%matplotlib inline
import math,sys,os,numpy as np
import torch
from matplotlib import pyplot as plt, rcParams, animation, rc
from __future__ import print_function, division
from ipywidgets import interact, interactive, fixed
from ipywidgets.widgets import *
rc('animation', html='html5')
rcParams['figure.figsize'] = 3, 3
%precision 4
np.set_printoptions(precision=4, linewidth=100)
The goal of linear regression is to fit a line to a set of points.
# Here we generate some fake data
def lin(a,b,x): return a*x+b
def gen_fake_data(n, a, b):
x = s = np.random.uniform(0,1,n)
y = lin(a,b,x) + 0.1 * np.random.normal(0,3,n)
return x, y
x, y = gen_fake_data(50, 3., 8.)
plt.scatter(x,y, s=8); plt.xlabel("x"); plt.ylabel("y");
You want to find parameters (weights) $a$ and $b$ such that you minimize the error between the points and the line $a\cdot x + b$. Note that here $a$ and $b$ are unknown. For a regression problem the most common error function or lost function is the mean squared error.
def mean_square_error(y_hat, y):
""" Returns the mean square error.
"""
return np.power(y_hat - y, 2).sum()/y.shape[0]
Suppose we believe $a = 10$ and $b = 5$ then we can compute y_hat
which is our prediction and then compute our error.
y_hat = lin(10,5,x)
mean_square_error(y_hat, y)
4.5844
def mean_square_error_loss(a, b, x, y):
""" Returns the mean square error.
"""
# computes a prediction based on a, and b
y_hat = lin(a,b,x)
return np.power(y_hat - y, 2).sum()/y.shape[0]
mean_square_error_loss(10, 5, x, y)
4.5844
How do we find the best values for $a$ and $b$?
For a fixed dataset $x$ and $y$ mean_square_error_loss(a,b)
is a function of $a$ and $b$. We would like to find the values of $a$ and $b$ that minimize that function.
Gradient descent is an algorithm that minimizes functions. Given a function defined by a set of parameters, gradient descent starts with an initial set of parameter values and iteratively moves toward a set of parameter values that minimize the function.

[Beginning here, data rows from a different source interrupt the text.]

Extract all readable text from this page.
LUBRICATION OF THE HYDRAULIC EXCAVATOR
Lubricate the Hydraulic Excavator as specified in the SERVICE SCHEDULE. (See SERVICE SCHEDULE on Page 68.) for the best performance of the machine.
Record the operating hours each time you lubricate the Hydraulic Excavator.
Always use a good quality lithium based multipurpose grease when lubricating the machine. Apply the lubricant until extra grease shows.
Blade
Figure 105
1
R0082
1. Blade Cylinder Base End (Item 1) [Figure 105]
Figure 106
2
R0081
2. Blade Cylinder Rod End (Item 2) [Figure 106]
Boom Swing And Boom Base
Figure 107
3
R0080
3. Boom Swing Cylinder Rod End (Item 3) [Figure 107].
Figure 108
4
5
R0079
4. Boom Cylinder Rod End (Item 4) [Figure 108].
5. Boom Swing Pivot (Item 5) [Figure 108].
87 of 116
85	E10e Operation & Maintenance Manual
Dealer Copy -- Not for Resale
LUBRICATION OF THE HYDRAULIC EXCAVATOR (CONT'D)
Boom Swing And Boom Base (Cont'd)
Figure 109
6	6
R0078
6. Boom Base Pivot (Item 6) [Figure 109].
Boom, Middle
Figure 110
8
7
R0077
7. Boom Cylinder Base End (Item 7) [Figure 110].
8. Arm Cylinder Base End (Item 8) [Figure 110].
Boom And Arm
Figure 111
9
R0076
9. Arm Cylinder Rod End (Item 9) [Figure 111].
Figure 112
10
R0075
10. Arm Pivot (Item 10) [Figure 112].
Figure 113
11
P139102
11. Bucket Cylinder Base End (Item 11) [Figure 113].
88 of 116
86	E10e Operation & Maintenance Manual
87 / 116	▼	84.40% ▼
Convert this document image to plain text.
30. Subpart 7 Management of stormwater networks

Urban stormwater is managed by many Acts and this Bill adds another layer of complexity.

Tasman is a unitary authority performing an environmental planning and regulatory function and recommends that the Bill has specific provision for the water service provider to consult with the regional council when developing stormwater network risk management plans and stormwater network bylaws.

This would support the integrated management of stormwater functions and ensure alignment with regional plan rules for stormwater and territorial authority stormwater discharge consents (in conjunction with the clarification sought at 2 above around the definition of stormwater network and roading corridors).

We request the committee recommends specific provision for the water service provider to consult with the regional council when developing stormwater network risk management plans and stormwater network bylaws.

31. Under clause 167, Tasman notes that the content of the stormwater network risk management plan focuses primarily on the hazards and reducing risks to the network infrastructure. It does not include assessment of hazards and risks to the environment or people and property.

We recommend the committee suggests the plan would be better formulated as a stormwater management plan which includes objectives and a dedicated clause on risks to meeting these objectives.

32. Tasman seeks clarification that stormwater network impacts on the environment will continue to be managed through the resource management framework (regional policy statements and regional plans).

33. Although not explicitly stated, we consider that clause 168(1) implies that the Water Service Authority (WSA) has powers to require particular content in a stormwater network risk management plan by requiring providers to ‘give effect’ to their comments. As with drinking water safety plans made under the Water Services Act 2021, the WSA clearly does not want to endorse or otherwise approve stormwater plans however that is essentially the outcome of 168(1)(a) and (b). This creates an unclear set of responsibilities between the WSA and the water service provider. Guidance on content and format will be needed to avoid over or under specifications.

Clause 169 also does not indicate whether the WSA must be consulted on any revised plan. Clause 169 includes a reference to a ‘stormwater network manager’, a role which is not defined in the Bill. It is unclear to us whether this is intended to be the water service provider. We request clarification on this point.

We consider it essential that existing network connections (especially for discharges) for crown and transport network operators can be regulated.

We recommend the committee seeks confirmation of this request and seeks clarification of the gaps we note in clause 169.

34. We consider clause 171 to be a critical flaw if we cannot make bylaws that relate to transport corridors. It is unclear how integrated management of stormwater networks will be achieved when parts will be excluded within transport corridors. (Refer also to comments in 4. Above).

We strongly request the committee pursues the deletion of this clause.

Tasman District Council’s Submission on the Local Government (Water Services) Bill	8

This iterative minimization is achieved by taking steps in the negative direction of the function gradient.
Here is gradient descent implemented in pytorch
# generate some more data
x, y = gen_fake_data(1000, 3., 8.)
dtype = torch.cuda.FloatTensor
# from numpy to pytorch
x = torch.from_numpy(x)
y = torch.from_numpy(y)
from torch.autograd import Variable
# Create random Tensors to hold x and y, and wrap them in Variables.
# Setting requires_grad=False indicates that we do not need to compute gradients
# with respect to these Variables.
x = Variable(x.type(dtype), requires_grad=False)
y = Variable(y.type(dtype), requires_grad=False)
# Create random Tensors for weights a and b, and wrap them in Variables.
# Setting requires_grad=True indicates that we want to compute gradients with
# respect to these Variables.
a = Variable(torch.randn(1).type(dtype), requires_grad=True)
b = Variable(torch.randn(1).type(dtype), requires_grad=True)
a.grad = Variable(dtype(a.size()).zero_())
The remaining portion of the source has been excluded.